In some possible implementations, the encoding unit 630 is specifically configured to obtain a reference frame list of the first video frame, where the reference frame list includes reconstructed frames of at least two video frames that have been encoded; removing a reconstructed frame corresponding to a frame number with the largest difference between the frame numbers of the first video frame in a reference frame list, and adding a synthesized reference frame of the first video frame to the position of the removed reconstructed frame in the reference frame list; encoding the first video frame according to the reference frame list.

Fig. 7 is a schematic hardware structure diagram of an apparatus 700 for video encoding according to an embodiment of the present application. The apparatus 700 shown in fig. 7 can be regarded as a computer device, and the apparatus 700 can be implemented as an implementation manner of the apparatus for video encoding according to the embodiment of the present application, and also as an implementation manner of the method for video encoding according to the embodiment of the present application, where the apparatus 700 includes a processor 701, a memory 702, an input/output interface 703 and a bus 705, and may further include a communication interface 704. The processor 701, the memory 702, the input/output interface 703 and the communication interface 704 are communicatively connected to each other via a bus 705.

The processor 701 may be a general Central Processing Unit (CPU), a microprocessor, an Application Specific Integrated Circuit (ASIC), or one or more integrated circuits, configured to execute related programs to implement functions required to be executed by modules in the apparatus for processing media data according to the embodiment of the present application, or to execute the method for processing media data according to the embodiment of the present application. The processor 701 may be an integrated circuit chip having signal processing capabilities. In implementation, the steps of the above method may be implemented by integrated logic circuits of hardware or instructions in the form of software in the processor 701. The processor 701 may be a general purpose processor, a Digital Signal Processor (DSP), an Application Specific Integrated Circuit (ASIC), an off-the-shelf programmable gate array (FPGA) or other programmable logic device, discrete gate or transistor logic, or discrete hardware components. The various methods, steps, and logic blocks disclosed in the embodiments of the present application may be implemented or performed. A general purpose processor may be a microprocessor or the processor may be any conventional processor or the like. The steps of the method disclosed in connection with the embodiments of the present application may be directly implemented by a hardware decoding processor, or implemented by a combination of hardware and software modules in the decoding processor.
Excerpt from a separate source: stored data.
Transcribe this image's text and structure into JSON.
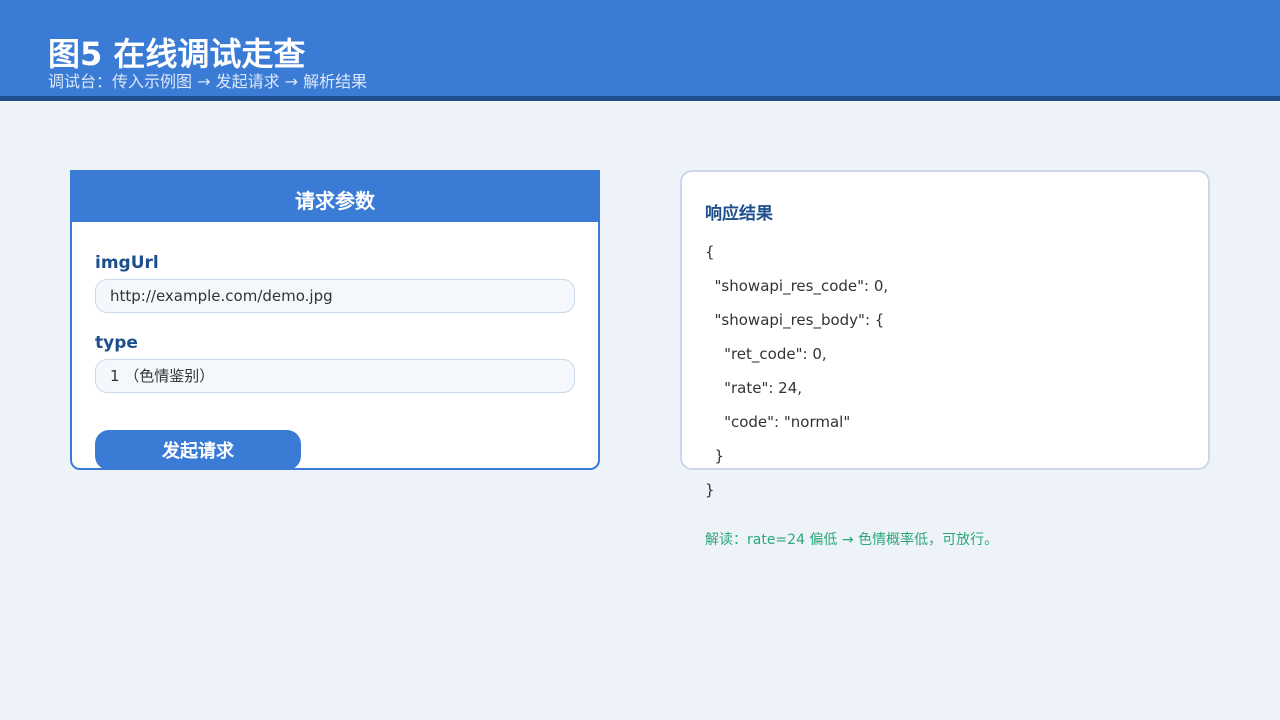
{
  "header": {
    "title": "图5  在线调试走查",
    "subtitle": "调试台：传入示例图 → 发起请求 → 解析结果"
  },
  "request": {
    "title": "请求参数",
    "fields": [
      {
        "label": "imgUrl",
        "value": "http://example.com/demo.jpg"
      },
      {
        "label": "type",
        "value": "1  （色情鉴别）"
      }
    ],
    "submit_label": "发起请求"
  },
  "response": {
    "title": "响应结果",
    "lines": [
      "{",
      "  \"showapi_res_code\": 0,",
      "  \"showapi_res_body\": {",
      "    \"ret_code\": 0,",
      "    \"rate\": 24,",
      "    \"code\": \"normal\"",
      "  }",
      "}"
    ],
    "interpretation": "解读：rate=24 偏低 → 色情概率低，可放行。"
  },
  "colors": {
    "accent": "#3a7bd5",
    "accent_dark": "#1d4f8c",
    "background": "#eef3fa",
    "success": "#2aa876"
  }
}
The software module may be located in ram, flash memory, rom, prom, or eprom, registers, etc. storage media as is well known in the art. The storage medium is located in the memory 702, and the processor 701 reads information in the memory 702, and completes functions required to be executed by modules included in the apparatus for processing media data according to the embodiment of the present application, or performs a method for processing media data according to the embodiment of the method of the present application, in combination with hardware thereof.

The memory 702 may be a Read Only Memory (ROM), a static memory device, a dynamic memory device, or a Random Access Memory (RAM). The memory 702 may store an operating system as well as other application programs. When the functions required to be executed by the modules included in the apparatus for processing media data according to the embodiment of the present application or the method for processing media data according to the embodiment of the present application are implemented by software or firmware, the program codes for implementing the technical solutions provided by the embodiment of the present application are stored in the memory 702, and the processor 701 executes the operations required to be executed by the modules included in the apparatus for processing media data or the method for processing media data according to the embodiment of the present application.

The input/output interface 703 is used for receiving input data and information and outputting data such as an operation result.

The communication interface 704 enables communication between the apparatus 700 and other devices or communication networks using transceiver means such as, but not limited to, transceivers. May be used as the acquiring module or the sending module in the processing device.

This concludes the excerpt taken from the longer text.